I am amazed and delighted by the sheer quantity of produce emerging from our garden right now.
Coming from untrained and totally suburban roots, the fact of growing my own food or producing stuff from the garden still feels like a constant miracle to me. Skills and knowledge are effortfully and deliberately acquired rather than the common knowledge they may be to someone who grew up on a farm. Consequently, my main regard for everything that grows and can be used in some way is governed less by common sense than by wonderment. Perhaps that is why I am so excited by vegetables that I want to knit them, endlessly, in a celebration of all the things I can’t quite get over in the garden…
…over the weekend we made rhubarb gin, (same as sloe gin but using rhubarb) and pumpkin soup (again) and I dyed 200gm of bluefaced leicester yarn using stuff from the garden. The Woad was very exciting but I am saving the writeup and pictures of that for something special. For now, here is a tantilising preview of the dye process in action:
The Rhubarb, Bramble, Sunflower and Wallflower processes have all been quite time-consuming and are still underway but there will be news of how these things turned out later this week. I am overjoyed to find that the detested brambles in the garden can actually be of use, providing lovely, murky, earthy tans and ochres and sage greens when dyed over woad blues. I love also that I can use the sunflowers I have been growing all year from our Manifest seed packets to make something I can wear.The destination for all this garden-dyed yarn is a winter scarf full of garden love. I will miss all the outdoor colours, the daily contact with fresh plant-life and the bright greens of the summer when the weather turns really cold and the days grow shorter. A scarf knit from the things I loved growing this year will provide an antidote, I hope, to the winter blues, and a record of this summers’ growing adventures.
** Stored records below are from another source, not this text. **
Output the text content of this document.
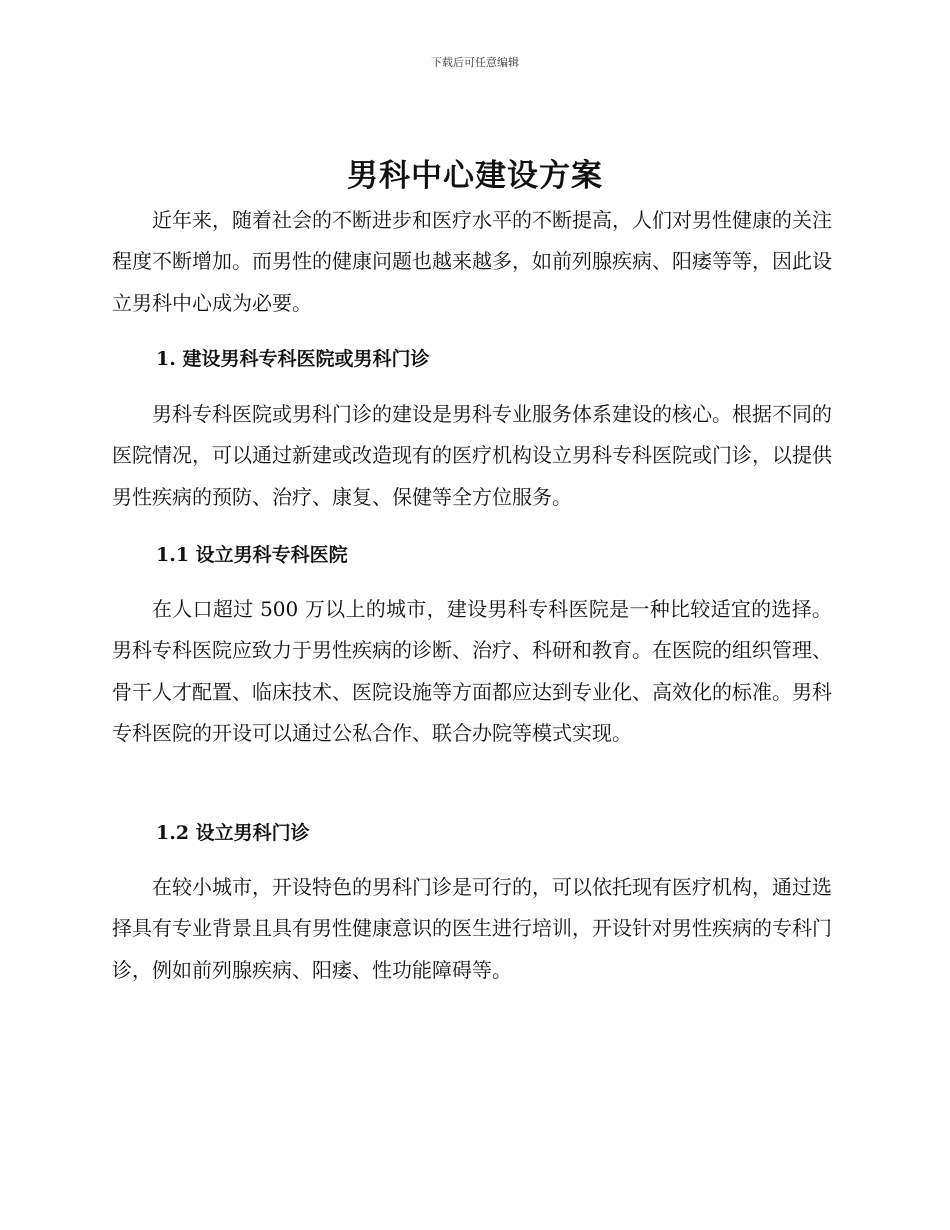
下载后可任意编辑
男科中心建设方案

近年来，随着社会的不断进步和医疗水平的不断提高，人们对男性健康的关注程度不断增加。而男性的健康问题也越来越多，如前列腺疾病、阳痿等等，因此设立男科中心成为必要。

1. 建设男科专科医院或男科门诊

男科专科医院或男科门诊的建设是男科专业服务体系建设的核心。根据不同的医院情况，可以通过新建或改造现有的医疗机构设立男科专科医院或门诊，以提供男性疾病的预防、治疗、康复、保健等全方位服务。

1.1 设立男科专科医院

在人口超过 500 万以上的城市，建设男科专科医院是一种比较适宜的选择。男科专科医院应致力于男性疾病的诊断、治疗、科研和教育。在医院的组织管理、骨干人才配置、临床技术、医院设施等方面都应达到专业化、高效化的标准。男科专科医院的开设可以通过公私合作、联合办院等模式实现。

1.2 设立男科门诊

在较小城市，开设特色的男科门诊是可行的，可以依托现有医疗机构，通过选择具有专业背景且具有男性健康意识的医生进行培训，开设针对男性疾病的专科门诊，例如前列腺疾病、阳痿、性功能障碍等。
In my quest to mend my broken relationship with clothes, the wardrobe and daily dress, Kate’s posts about clothes have been especially inspiring recently. To those of you unfamiliar with Needled, Kate’s blog is an amazing record of ideas surrounding clothes and I have been re-reading some of her posts recently; particularly those that pertain to memory, place and clothing. On a really simple level, place defines clothes practically. For instance we see jumpers and socks and hardy outerwear developing in colder climes, and fine cottons and silks developing more prevalently where it is warm. But there is a whole space concerning our imaginative engagement with place – how we see, feel, taste, imagine and create with – our locale, that can be richly mined for incredible personal-style-results. When I think about garments which reflect an imaginative relationship between place and clothes, I return again to several garments that remain in my mind, prompting me to draw lines between place and garment, between sense of place and sense of self.
I love how these projects reflect some kind of relationship between self, place and function. With the East Linton Dress, I love the role the landscape has had in informing the design and the colours. With Will’s jumper, I love the way the jumper ‘fits’ both in terms of function and place. The jumper seems to me to be hewn of the very allotment soil itself, reflecting its earthy function not only in practical terms, but also in terms of its colour and the yarn that was used to make it. Lara’s scarf reflects to me the way that holidays, self and place intertwine. I enjoyed very much her description of buying the yarn in New York and the scarf’s evocation of wintery days in NYC. There are thousands of other projects I’ve read about online that have inspired me re: the whole place/garment issue, but these are my favourites. Knitting generally does lend itself to a lot of geographical ideas because of the way that different localities produce different sheep and different weather, therefore different garments and styles, but this whole other level that is imaginative and textural and which blurs the distinction between the wearer and the environment is really exciting to me right now.
My garden scarf is an attempt to weave aspects of my favourite place and my sense of self together into one thing; I can’t wait for all the yarn to dry out so I can start knitting with it!